In this article, the authors present a new malicious code detection model. The detection model improves typical n-gram feature extraction algorithms that are easy to be obfuscated. Specifically, the proposed model can dynamically determine obfuscation features and then adjust the selection of meaningful features to improve corresponding machine learning analysis. The experimental results show that the feature database, which is built based on the proposed feature selection and cleaning method, contains a stable number of features and can automatically get rid of obfuscation features. Overall, the proposed detection model has features of long timeliness, high applicability and high accuracy of identification.
Top1. Introduction
The malicious code is a kind of software that is intended to damage or disable computers and computer systems, including computer Trojans, blackmail software, spyware, and so on . According to Symantec (2015), more than 44.5 million new pieces of malware created in May 2015. One of the main reasons for this high volume of malware samples is the extensive use of obfuscation and metamorphic techniques by malware developers . So the most of new malicious code can be divided into several families by the original code .
The malicious code detection technologies are usually based on features, which represent the original software code. Thus, same malware familys should have the same features (e.g., Wołkowicz & Kešelj (2013) and Preda & Giacobazzi (2005)). By extracting the family features in each malware family, the defense systems can constructs a feature database for detecting variants. However, the obfuscation techniques can help variants to escape the detection by interfering the feature extraction. For example, in the malicious defense system (Lu, Wang, Zhao, Wang, & Su, 2013) which extracting the key string as a feature. Variants escape the detection by equivalently replacing the key string or adding the invalid string. Many scholars (Shafiq, Tabish, Mirza, & Farooq, 2009; Sung, Xu, Chavez, & Mukkamala, 2004; Gaudesi, Marcelli, Sanchez, Squillero, & Tonda, 2016; Tabish, Shafiq, & Farooq, 2009) have proposed various feature extraction methods to defend against this kind of obfuscation technology. But such extraction methods can also be broken by emerging obfuscation technology. On the other hand, more effectively extraction methods will also lead to excessive computing resources, systems real-time poor and so on.

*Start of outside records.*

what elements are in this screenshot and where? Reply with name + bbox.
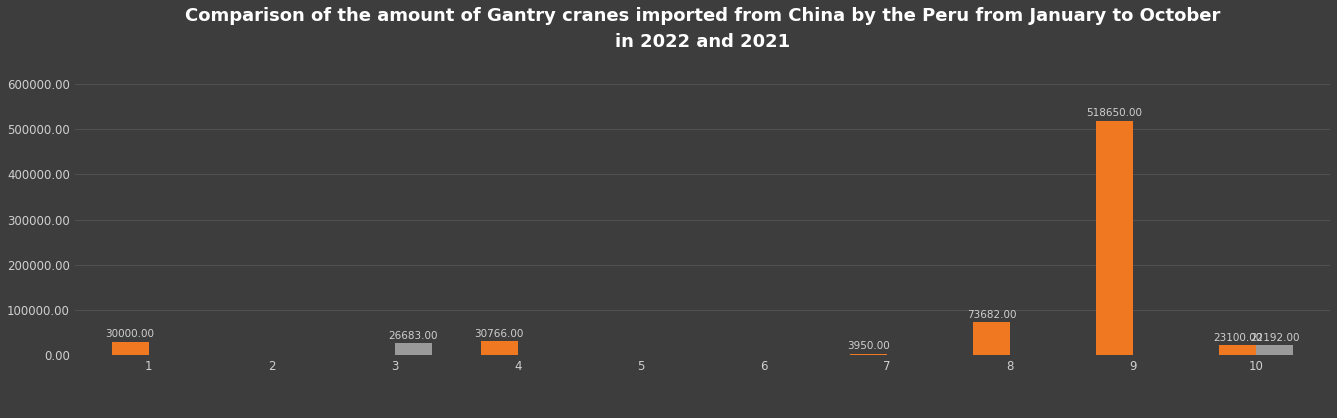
Text: 73682.00: 73682.00 <box>967 310 1016 320</box>
Text: 23100.00: 23100.00 <box>1213 333 1262 343</box>
Bar <box>481 342 517 355</box>
Text: 30000.00: 30000.00 <box>106 329 155 339</box>
Text: 30766.00: 30766.00 <box>475 329 524 339</box>
Bar <box>1257 345 1293 355</box>
Legend: 2021年, 2022年: 2021年, 2022年 <box>634 414 771 418</box>
Text: 22192.00: 22192.00 <box>1250 333 1300 343</box>
Bar <box>973 322 1009 355</box>
Bar <box>394 343 432 355</box>
Title: Comparison of the amount of Gantry cranes imported from China by the Peru from J: Comparison of the amount of Gantry crane… <box>185 7 1221 51</box>
Bar <box>850 354 886 355</box>
Text: 518650.00: 518650.00 <box>1087 108 1143 118</box>
Bar <box>1219 345 1257 355</box>
Text: 3950.00: 3950.00 <box>848 341 890 351</box>
Bar <box>1096 121 1134 355</box>
Text: 26683.00: 26683.00 <box>388 331 439 341</box>
Bar <box>111 342 148 355</box>
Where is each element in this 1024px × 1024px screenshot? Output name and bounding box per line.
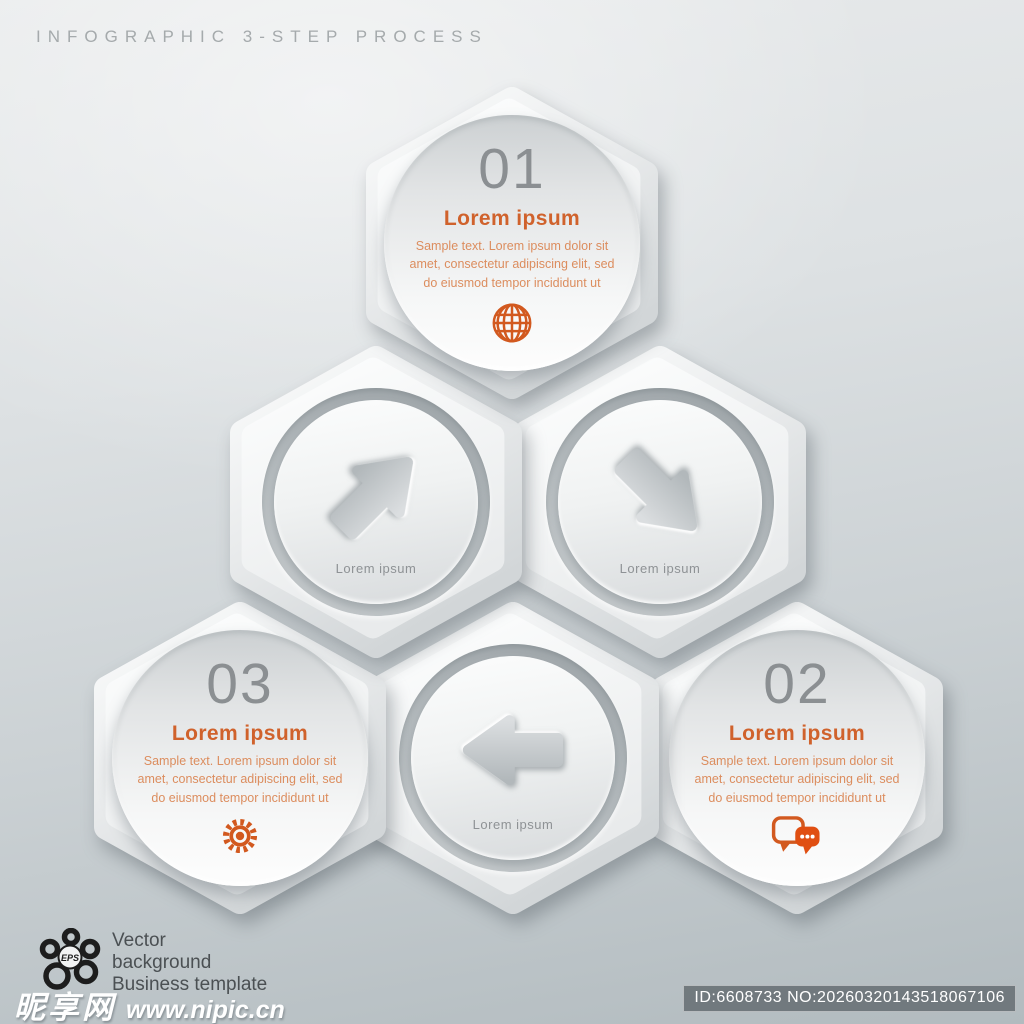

Machine learning model (Tahan, Rokach, & Shahar, 2012; Narouei, Ahmadi, Giacinto, Takabi, & Sami, 2015; O.W.D.C., 1992) are used to deal with detection malicious code, which have achieved good results. Through the feature database and labels, the model will train a set of classifiers to identify the variants. However, the accuracy of machine learning model depend on the quality of feature database, so that the feature extraction method will determine the accuracy of model . When the extraction method is broken, the obfuscation technologys (Nataraj, Karthikeyan, Jacob, & Manjunath, 2011; Fredrikson, Jha, Christodorescu, Sailer, & Yan, 2010; Svetnik et al., 2003) will make feature database contains a lot of obfuscation features and the accuracy will be be seriously influenced .For the machine learning model used in detection malicious code, ensuring the effectiveness of feature database is an essential research task . In particular, due to the rapid growth of malicious code, the timeliness of feature extraction method becomes more and more short. In addition, it becomes increasingly difficult to maintain the security of the system by using the replacement feature extraction method.
In this article, we propose a method to ensure the effectiveness of feature database which cleans the feature database rather than changing the extraction method.The method was guided by the obfuscation features cleaning and feature selection. The final database will be used in the random forests algorithm.The main contributions of this paper are summarized as follows:
- 1.
An algorithm based on multi-sample analysis is proposed to identity obfuscation features dynamically. This method get through analyzing some numbers of sample data in detail and builds a linear regression algorithm. This linear algorithm is used to compute the thresholds of the obfuscation features dynamically for each sample.
- 2.
A feature selection algorithm is proposed to select family feature. The method first normalizes the eigenvector and identify the family feature according to the number of input data set.
- 3.
Achieving the malicious code detection model. The model use random forest algorithm to reduce the effect of obfuscation technologys furtherly and improves the data utilization.The detection of result by the classifier voted.